Proceeding with adding the new data to annots.xml, as described in preceding comment.
- Launched Excel and opened SRA/SRP484252_SraRunTable.txt (selected comma-delimiter option)
- Saved first draft as to tardigrade/Documentation/inputForMakeAnnotsXml as SRP484252_for_AnnotsXml.xlsx
- Also opened SRP450893_for_AnnotsXml.xlsx for reference
- Edited SRP484252_for_AnnotsXml.xlsx by adding new columns to the front the spreadsheet, and a new column "concentration" for sorting; I wanted the samples to be listed in ascending order of Bleomycin concentration. Used formulas in most of the new columns so that SRR codes and the like would get included automatically, without my having to type a bunch of stuff.
- Picked colors and saved the hex codes and the actual color as a fill color in the spreadsheet.
- Edited src/makeAnnotsXml.py by adding the spreadsheet to a function.

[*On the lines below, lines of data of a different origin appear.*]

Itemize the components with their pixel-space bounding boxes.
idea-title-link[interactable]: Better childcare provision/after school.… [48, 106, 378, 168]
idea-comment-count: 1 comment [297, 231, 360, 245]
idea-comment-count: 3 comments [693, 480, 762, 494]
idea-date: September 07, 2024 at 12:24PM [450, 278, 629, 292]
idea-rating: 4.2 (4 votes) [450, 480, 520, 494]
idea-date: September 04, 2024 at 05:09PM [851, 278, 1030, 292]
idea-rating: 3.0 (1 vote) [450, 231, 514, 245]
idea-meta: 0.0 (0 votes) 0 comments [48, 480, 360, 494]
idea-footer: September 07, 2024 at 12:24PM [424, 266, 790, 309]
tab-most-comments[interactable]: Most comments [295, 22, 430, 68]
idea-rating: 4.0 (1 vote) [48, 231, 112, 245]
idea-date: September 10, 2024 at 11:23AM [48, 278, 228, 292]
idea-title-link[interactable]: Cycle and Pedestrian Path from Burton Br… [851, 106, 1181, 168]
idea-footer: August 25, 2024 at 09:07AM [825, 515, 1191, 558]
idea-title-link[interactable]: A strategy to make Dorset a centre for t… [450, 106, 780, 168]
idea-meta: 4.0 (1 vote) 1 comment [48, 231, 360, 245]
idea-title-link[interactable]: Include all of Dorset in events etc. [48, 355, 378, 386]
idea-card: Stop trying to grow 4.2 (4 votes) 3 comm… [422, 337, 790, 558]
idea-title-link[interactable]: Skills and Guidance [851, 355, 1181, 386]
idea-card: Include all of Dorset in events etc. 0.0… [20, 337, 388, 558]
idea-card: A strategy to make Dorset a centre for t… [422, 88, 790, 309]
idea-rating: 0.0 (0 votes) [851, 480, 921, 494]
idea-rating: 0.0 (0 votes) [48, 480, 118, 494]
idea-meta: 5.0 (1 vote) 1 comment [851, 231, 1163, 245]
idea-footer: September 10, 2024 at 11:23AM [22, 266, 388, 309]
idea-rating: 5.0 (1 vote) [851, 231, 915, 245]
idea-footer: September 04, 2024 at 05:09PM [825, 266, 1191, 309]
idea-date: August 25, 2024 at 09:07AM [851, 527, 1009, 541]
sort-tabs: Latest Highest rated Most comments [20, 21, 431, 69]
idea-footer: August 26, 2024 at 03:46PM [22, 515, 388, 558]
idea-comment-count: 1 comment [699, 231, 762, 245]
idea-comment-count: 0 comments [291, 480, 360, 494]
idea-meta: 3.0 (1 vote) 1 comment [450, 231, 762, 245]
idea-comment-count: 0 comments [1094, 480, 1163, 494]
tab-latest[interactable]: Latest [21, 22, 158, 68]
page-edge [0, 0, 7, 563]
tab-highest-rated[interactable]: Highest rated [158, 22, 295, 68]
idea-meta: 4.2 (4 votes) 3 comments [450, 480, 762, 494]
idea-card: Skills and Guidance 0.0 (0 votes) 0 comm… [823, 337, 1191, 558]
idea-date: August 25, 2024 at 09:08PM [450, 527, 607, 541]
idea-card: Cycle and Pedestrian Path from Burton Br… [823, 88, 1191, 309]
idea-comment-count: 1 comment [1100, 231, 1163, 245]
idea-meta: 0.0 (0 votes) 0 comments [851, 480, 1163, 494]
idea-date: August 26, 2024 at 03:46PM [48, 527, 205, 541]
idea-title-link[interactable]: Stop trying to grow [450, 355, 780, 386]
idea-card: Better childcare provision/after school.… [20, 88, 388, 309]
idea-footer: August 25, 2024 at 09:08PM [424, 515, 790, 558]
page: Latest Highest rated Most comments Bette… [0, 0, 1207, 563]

- Ran makeAnnotsXml.py. New annots.xml file got written out.
- Committed and pushed all the changes.
- To deploy the new changes to the rnaseq data source host, logged onto the RENCI VM, changed to the directory for Hypsibus, and ran a script there called "update.sh", which copies the latest annots.xml from the tardigrade repository hosted on bitbucket, with:
cd /projects/igbquickload/lorainelab/www/main/htdocs/rnaseq/H_exemplaris_Z151_Apr_2017 ./update.sh
Here is update.sh:
#! /bin/bash
wget --backups=3 https://bitbucket.org/lorainelab/tardigrade/raw/main/ForGenomeBrowsers/quickload/H_exemplaris_Z151_Apr_2017/annots.xml
Confirmed the colors and the coverage graph files were accessible.
Moving to "needs testing"
To test:
- open genome assembly version H_exemplaris_Z151_Apr_2017
- open folder containing SRP484252 in the name
- open read alignments, coverage graphs, and junction files folders
- check that each file can load by selecting each checkbox, zooming in, and clicking Load Data
See example image:
Testing:
Opened genome assembly version H_exemplaris_Z151_Apr_2017, opened folder containing SRP484252, opened each read alignment file, coverage graphs, and junction files folder by selecting each checkbox, zooming in, and clicking Load Data.
All files properly loaded!
Running prefetch jobs with:
in:
/projects/tomato_genome/fnb/dataprocessing/tardigrade/SRP484252/fastq
Confirmed it worked with:
[aloraine@str-i2 fastq]$ cat *.out | grep -c "was downloaded successfully" 12 [aloraine@str-i2 fastq]$ cut -d , -f 1 SRP484252_SraRunTable.txt | grep -v Run | wc -l 12
All 12 runs were prefetched correctly.